Processing based on our legitimate interests
If we process your personal data on the basis of our legitimate interests, you can object to such processing. If you do, we will consider your objection against our purpose.
The right to data portability
In certain circumstances, you can request that we transfer personal data that you have provided to us to a third party. Please contact us if you have questions about this.
Rights relating to automated decision-making
We do not carry out any automated decision making. If this changes in the future, we will update this notice.
The right to make a complaint with the Regulator
You have a right to complain to the Information Commissioner's Office (ICO) or any other local Data Protection Regulator if you believe that we have breached data protection laws when using your personal data.
You can visit the ICO's website at https://ico.org.uk/ for more information.

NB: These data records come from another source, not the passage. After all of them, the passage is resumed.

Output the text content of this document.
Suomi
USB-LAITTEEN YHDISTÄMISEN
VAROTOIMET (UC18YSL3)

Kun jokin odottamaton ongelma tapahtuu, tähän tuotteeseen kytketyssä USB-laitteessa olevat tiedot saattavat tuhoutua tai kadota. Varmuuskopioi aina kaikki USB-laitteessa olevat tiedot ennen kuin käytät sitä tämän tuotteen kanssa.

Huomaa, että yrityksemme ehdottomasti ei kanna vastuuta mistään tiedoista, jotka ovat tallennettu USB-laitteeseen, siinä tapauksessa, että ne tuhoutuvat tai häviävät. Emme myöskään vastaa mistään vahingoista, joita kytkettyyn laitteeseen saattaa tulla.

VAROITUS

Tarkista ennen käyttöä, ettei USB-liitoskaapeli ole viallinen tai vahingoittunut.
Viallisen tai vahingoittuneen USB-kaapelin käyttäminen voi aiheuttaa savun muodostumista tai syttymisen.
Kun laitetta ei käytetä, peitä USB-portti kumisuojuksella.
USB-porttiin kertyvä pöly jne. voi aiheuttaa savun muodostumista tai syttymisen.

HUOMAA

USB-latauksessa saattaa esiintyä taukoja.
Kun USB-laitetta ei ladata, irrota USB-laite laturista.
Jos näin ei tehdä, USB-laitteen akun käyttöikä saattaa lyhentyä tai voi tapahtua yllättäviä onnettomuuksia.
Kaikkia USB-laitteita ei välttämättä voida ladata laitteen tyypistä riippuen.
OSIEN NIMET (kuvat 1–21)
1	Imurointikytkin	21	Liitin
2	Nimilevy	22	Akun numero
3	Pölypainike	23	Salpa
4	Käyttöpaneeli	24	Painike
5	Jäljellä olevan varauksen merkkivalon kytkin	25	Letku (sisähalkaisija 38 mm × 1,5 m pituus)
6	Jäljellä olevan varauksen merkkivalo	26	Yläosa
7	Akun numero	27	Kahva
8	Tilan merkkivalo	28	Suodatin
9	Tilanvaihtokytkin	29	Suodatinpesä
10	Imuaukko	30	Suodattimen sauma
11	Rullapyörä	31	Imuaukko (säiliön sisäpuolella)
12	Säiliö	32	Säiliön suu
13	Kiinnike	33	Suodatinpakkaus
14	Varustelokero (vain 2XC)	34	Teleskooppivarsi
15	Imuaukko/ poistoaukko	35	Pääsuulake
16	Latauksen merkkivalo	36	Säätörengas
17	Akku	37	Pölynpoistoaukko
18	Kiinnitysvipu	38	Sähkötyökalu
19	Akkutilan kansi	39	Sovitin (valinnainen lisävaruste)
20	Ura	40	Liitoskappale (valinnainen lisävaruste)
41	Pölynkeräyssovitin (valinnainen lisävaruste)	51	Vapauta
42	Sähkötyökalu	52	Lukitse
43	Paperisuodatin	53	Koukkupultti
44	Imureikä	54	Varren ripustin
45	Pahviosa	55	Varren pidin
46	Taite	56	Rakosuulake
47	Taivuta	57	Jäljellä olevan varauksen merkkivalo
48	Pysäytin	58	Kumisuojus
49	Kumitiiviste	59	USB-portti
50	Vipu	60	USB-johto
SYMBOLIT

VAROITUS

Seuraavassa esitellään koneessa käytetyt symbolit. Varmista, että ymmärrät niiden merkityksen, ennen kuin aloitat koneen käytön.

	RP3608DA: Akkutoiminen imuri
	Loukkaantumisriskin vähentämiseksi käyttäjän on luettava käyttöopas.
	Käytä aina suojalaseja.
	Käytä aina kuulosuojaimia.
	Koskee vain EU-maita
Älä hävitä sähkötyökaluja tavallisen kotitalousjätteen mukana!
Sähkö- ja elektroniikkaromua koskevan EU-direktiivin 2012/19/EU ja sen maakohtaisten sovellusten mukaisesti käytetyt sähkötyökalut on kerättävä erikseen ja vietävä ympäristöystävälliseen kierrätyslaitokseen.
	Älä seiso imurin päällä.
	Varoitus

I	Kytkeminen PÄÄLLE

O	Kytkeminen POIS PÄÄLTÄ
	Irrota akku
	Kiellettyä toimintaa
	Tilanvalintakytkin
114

Please note that lodging a complaint will not affect any other legal rights or remedies that you may have.
If you would like further information about any of the matters in this notice or if have any other questions about how we collect, store or use your personal data, you may contact us at email@example.com or by writing to us at Privacy Leads, 60 Threadneedle Street, London EC2R 8HP.
Please note that we are not responsible for the privacy policies or content of any websites linked to this website.
From time to time we may need to make changes to this notice, for example, as the result of changes to law, technologies, or other developments. On request, we will email you with the most up-to-date notice or you can check our website periodically to view it.
This notice was last updated on 27 September 2018.